REPUBLIKA.CO.ID, JAKARTA — Ketua Dewan Pakar PAN Dradjad Wibowo meminta anggota DPR menyudahi akrobat politik terkait RUU Haluan Ideologi Pancasila (HIP). Jika memang menolak RUU HIP sebenarnya anggota DPR bisa melakukannya di sidang paripurna, hanya dengan memencet mic atau berdiri menyatakan menolak.
"Tidak usah saling klaim dan saling menyalahkan. Kita tahu, keputusan DPR itu adanya di rapat Paripurna, bukan di AKD (alat kelengkapan Dewan) seperti Baleg (Badan Legislasi),” kata Dradjad dalam pesan watsapp kepada Republika.co.id, Sabtu (20/6).
Dalam rapat Paripurna selasa 12 Mei 2020, DPR menjadwalkan 6 agenda, termasuk pidato penutupan masa persidangan III tahun 2019-2020 oleh Ketua DPR. Pendapat fraksi-fraksi tentang RUU HIP dan pengesahannya sebagai RUU usul DPR dijadwalkan sebagai agenda ke-5.
Faktanya, kata Dradjad, ketika masuk agenda ke-5, tidak ada satu pun fraksi yang menyampaikan penolakan secara terbuka dan tegas. Pandangan tertulis fraksi diserahkan ke pimpinan rapat.
"Kalau kita setuju atau menolak terhadap sesuatu, kita bisa dengan mudah koq memencet mic dan bersuara atau berdiri. Jangankan dengan kekuatan penuh fraksi, hanya dengan kekuatan individu anggota pun kita bisa melakukannya di DPR,” papar Dradjad.
Menurut Dradjad, hal itu kali-kali pernah ia lakukan sendiri di DPR periode 2004-2009. Fraksi juga bisa langsung jumpa pers karena banyak jurnalis di luar ruang sidang.
Fakta lain, lanjutnya, Fraksi PAN dan Fraksi PKS DPR secara formal menyampaikan agar TAP MPRS XXV/1966 dimasukkan sebagai konsideran RUU HIP. Tapi juga fakta bahwa semua fraksi “meloloskan” pasal 7 yang memuat klausul tentang Trisila dan Ekasila.
Dengan tingginya penentangan masyarakat terhadap RUU HIP, menurut Dradjad, malah salah besar jika fraksi-fraksi di DPR ngotot melawan suara masyarakat. "DPR kan perwakilan Rakyat.

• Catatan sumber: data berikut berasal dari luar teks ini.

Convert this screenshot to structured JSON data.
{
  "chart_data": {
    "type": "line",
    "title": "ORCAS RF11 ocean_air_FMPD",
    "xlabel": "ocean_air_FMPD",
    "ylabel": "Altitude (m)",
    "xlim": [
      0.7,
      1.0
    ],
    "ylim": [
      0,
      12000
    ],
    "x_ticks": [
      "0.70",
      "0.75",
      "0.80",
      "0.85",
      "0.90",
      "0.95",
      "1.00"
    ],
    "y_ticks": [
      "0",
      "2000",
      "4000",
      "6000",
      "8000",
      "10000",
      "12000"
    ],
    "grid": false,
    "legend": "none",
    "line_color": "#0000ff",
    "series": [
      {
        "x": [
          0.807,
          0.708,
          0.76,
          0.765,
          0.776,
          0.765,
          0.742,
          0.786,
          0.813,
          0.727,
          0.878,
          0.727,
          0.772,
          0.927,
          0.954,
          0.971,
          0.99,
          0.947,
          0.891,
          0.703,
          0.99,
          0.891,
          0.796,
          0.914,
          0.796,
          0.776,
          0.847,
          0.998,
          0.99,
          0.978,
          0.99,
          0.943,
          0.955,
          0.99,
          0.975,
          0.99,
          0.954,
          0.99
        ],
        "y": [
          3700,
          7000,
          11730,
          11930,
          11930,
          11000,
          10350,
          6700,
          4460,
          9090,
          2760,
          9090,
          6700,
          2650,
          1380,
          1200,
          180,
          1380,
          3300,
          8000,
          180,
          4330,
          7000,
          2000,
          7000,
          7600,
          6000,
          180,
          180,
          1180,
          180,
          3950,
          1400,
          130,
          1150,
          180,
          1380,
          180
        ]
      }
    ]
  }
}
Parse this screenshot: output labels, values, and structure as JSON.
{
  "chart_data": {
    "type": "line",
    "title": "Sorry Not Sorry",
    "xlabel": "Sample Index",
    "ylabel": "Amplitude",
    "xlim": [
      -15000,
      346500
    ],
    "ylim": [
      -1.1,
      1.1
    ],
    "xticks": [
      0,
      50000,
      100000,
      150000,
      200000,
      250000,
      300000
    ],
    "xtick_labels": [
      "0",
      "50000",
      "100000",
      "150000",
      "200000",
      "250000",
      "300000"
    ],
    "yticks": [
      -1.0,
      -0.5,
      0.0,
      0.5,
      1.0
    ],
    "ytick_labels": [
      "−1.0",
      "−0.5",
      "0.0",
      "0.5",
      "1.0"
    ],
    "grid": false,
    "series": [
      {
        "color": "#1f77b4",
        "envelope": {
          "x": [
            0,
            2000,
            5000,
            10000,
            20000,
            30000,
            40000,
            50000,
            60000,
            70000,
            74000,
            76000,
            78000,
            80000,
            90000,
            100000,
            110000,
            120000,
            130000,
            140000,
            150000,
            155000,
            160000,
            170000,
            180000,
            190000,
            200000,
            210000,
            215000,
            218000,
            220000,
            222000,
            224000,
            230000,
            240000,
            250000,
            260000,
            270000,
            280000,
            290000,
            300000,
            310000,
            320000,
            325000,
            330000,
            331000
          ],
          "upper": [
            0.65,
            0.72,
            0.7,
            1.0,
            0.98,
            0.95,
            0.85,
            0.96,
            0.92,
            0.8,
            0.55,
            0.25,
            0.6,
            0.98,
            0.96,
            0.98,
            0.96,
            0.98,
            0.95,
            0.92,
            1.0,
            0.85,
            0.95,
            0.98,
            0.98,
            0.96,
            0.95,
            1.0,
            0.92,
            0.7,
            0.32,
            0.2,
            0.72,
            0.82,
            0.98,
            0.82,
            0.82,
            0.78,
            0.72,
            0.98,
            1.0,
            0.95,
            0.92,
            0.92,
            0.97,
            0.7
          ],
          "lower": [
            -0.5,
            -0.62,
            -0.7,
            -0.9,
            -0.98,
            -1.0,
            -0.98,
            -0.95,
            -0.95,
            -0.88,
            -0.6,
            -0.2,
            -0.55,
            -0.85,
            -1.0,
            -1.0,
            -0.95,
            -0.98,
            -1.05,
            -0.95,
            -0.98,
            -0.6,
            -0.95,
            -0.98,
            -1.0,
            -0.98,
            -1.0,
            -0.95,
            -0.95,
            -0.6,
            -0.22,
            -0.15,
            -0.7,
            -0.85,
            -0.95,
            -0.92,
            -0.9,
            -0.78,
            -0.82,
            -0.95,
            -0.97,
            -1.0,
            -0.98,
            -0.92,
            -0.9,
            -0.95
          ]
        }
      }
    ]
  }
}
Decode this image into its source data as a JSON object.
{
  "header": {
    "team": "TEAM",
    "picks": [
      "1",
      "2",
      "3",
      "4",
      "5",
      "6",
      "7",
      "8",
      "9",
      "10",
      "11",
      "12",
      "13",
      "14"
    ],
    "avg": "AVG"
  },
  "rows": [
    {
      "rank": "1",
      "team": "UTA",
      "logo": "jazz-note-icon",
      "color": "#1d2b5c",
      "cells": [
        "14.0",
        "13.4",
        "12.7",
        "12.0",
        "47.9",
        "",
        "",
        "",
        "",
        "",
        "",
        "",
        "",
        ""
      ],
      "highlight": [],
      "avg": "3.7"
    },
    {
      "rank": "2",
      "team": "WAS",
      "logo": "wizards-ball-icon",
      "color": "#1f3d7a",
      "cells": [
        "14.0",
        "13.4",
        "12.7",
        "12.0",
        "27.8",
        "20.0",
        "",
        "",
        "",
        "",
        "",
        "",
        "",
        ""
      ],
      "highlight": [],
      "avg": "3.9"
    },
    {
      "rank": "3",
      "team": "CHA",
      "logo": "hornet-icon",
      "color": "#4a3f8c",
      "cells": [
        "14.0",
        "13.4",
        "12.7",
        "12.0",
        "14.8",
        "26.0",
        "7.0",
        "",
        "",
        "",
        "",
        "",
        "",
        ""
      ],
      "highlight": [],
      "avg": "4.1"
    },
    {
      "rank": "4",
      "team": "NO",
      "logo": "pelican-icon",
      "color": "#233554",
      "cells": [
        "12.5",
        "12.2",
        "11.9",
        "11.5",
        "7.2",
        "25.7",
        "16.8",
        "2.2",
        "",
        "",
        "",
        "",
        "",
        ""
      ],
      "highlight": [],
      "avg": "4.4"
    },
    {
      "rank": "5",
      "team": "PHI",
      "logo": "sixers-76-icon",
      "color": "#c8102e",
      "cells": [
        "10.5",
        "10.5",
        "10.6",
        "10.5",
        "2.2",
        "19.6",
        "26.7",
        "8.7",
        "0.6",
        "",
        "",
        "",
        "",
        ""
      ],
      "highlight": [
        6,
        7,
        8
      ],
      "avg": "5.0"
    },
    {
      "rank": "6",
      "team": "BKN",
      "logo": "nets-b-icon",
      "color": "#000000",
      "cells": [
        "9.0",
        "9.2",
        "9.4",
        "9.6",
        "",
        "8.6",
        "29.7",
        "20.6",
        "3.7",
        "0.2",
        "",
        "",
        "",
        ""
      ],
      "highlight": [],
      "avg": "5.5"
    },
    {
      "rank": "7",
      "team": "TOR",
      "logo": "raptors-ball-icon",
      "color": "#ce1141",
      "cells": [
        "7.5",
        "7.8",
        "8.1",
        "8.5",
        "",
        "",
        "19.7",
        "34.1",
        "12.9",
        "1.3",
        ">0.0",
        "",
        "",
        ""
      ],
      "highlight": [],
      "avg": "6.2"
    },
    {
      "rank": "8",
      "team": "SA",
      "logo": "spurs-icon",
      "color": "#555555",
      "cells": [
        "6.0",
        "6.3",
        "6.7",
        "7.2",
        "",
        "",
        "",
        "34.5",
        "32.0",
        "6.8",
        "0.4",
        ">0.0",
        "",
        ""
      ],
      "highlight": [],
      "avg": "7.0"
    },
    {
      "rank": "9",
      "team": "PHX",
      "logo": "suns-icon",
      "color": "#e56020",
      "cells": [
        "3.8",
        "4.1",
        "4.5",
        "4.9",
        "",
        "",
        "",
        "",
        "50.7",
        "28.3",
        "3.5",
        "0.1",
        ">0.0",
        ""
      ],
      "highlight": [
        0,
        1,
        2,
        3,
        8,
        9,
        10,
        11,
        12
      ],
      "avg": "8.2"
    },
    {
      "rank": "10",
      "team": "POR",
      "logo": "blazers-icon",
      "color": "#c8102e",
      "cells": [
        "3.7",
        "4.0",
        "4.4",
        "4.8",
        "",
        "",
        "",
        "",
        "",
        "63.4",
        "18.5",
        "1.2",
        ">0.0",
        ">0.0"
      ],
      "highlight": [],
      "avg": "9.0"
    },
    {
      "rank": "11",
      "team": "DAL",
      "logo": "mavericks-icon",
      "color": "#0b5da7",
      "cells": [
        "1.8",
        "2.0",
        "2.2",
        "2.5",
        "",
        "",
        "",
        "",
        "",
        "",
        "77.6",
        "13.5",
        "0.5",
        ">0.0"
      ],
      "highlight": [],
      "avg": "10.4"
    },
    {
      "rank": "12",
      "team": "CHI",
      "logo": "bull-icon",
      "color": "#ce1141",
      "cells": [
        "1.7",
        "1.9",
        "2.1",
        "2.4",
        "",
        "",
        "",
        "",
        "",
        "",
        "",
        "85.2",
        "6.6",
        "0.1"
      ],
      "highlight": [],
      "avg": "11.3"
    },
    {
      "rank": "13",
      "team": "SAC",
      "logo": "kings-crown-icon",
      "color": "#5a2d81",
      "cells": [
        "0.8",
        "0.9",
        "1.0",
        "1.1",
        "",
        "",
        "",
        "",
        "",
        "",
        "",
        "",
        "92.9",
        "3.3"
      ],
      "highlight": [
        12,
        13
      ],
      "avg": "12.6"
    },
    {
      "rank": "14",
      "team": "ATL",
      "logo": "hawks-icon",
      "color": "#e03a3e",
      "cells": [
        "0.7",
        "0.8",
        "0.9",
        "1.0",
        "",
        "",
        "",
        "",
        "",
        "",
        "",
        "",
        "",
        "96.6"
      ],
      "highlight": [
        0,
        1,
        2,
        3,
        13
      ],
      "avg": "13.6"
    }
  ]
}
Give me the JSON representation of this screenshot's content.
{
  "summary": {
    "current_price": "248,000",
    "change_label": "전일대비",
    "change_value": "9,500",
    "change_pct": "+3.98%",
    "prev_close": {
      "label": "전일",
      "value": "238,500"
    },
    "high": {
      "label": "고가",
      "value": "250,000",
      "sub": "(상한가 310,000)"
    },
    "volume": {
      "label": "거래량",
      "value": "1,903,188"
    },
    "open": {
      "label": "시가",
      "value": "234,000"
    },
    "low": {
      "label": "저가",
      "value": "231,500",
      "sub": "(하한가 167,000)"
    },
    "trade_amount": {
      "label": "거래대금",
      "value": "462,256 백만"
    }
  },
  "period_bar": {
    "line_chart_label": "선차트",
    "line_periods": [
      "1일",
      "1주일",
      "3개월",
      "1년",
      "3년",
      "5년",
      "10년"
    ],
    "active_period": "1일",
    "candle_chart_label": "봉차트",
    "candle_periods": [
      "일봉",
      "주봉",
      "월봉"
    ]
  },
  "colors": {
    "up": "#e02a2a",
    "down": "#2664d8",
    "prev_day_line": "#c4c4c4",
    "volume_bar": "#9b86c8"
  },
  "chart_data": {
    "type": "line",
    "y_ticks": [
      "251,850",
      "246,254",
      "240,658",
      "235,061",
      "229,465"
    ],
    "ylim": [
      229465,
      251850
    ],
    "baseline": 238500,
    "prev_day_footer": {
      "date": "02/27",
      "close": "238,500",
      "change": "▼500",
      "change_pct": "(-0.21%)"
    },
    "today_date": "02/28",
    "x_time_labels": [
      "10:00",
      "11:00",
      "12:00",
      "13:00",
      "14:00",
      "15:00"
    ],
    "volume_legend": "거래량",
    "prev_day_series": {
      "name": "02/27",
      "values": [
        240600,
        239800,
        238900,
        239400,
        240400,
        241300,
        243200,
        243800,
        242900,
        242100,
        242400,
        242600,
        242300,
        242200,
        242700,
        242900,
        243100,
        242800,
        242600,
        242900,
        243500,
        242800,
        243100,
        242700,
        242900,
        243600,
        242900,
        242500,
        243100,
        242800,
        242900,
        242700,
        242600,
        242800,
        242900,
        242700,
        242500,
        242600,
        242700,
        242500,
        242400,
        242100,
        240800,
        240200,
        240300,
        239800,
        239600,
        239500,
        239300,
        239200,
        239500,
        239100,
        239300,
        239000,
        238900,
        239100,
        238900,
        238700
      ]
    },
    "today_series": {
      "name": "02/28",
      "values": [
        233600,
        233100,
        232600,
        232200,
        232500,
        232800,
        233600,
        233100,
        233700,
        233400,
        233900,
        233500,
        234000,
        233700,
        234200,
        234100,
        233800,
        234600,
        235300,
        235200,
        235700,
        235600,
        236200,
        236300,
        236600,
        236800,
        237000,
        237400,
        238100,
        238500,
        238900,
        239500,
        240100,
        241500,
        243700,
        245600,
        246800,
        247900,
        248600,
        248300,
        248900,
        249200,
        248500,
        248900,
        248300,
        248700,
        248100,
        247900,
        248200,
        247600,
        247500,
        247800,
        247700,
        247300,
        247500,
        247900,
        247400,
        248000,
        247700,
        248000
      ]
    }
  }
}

Jika rakyat menolak, fraksi-fraksi ya harus menolaknya. Itu artinya, fraksi menyadari dan mengoreksi kesalahannya,” papar ekonom senior INDEF ini.
Karena itu Dradjad minta fraksi-fraksi menyadari telah berbuat kesalahan kolektif dan mengoreksinya sesuai aspirasi rakyat. "Jadi sikap FPAN terhadap RUU HIP saat ini ya sesuai dengan aspirasi itu,” kata dia.
Dradjad mengatakan sangat manusiawi jika Aria Bima FPDIP kecewa dengan perkembangan terakhir. Tapi FPDIP juga ikut dalam kesalahan kolektif di atas. "Misalnya, mengapa sebagai promotor dan pimpinan RUU HIP, FPDIP tidak mendorong konsultasi publik semaksimal mungkin dengan berbagai elemen masyarakat? Mengapa permintaan dua fraksi terkait TAP MPRS XXV/1966 tidak diakomodasi?” papar Dradjad
Jadi hentikanlah tindakan saling klaim dan saling menyalahkan di media. Masyarakat menolak RUU HIP. Jika DPR ngotot, bakal ribut dan gaduh berkepanjangan, sampai nanti dibawa ke Mahkamah Konstitusi (MK). Jadi sebaiknya DPR segera mengambil langkah untuk memroses pembatalan RUU HIP sebagai RUU usul DPR.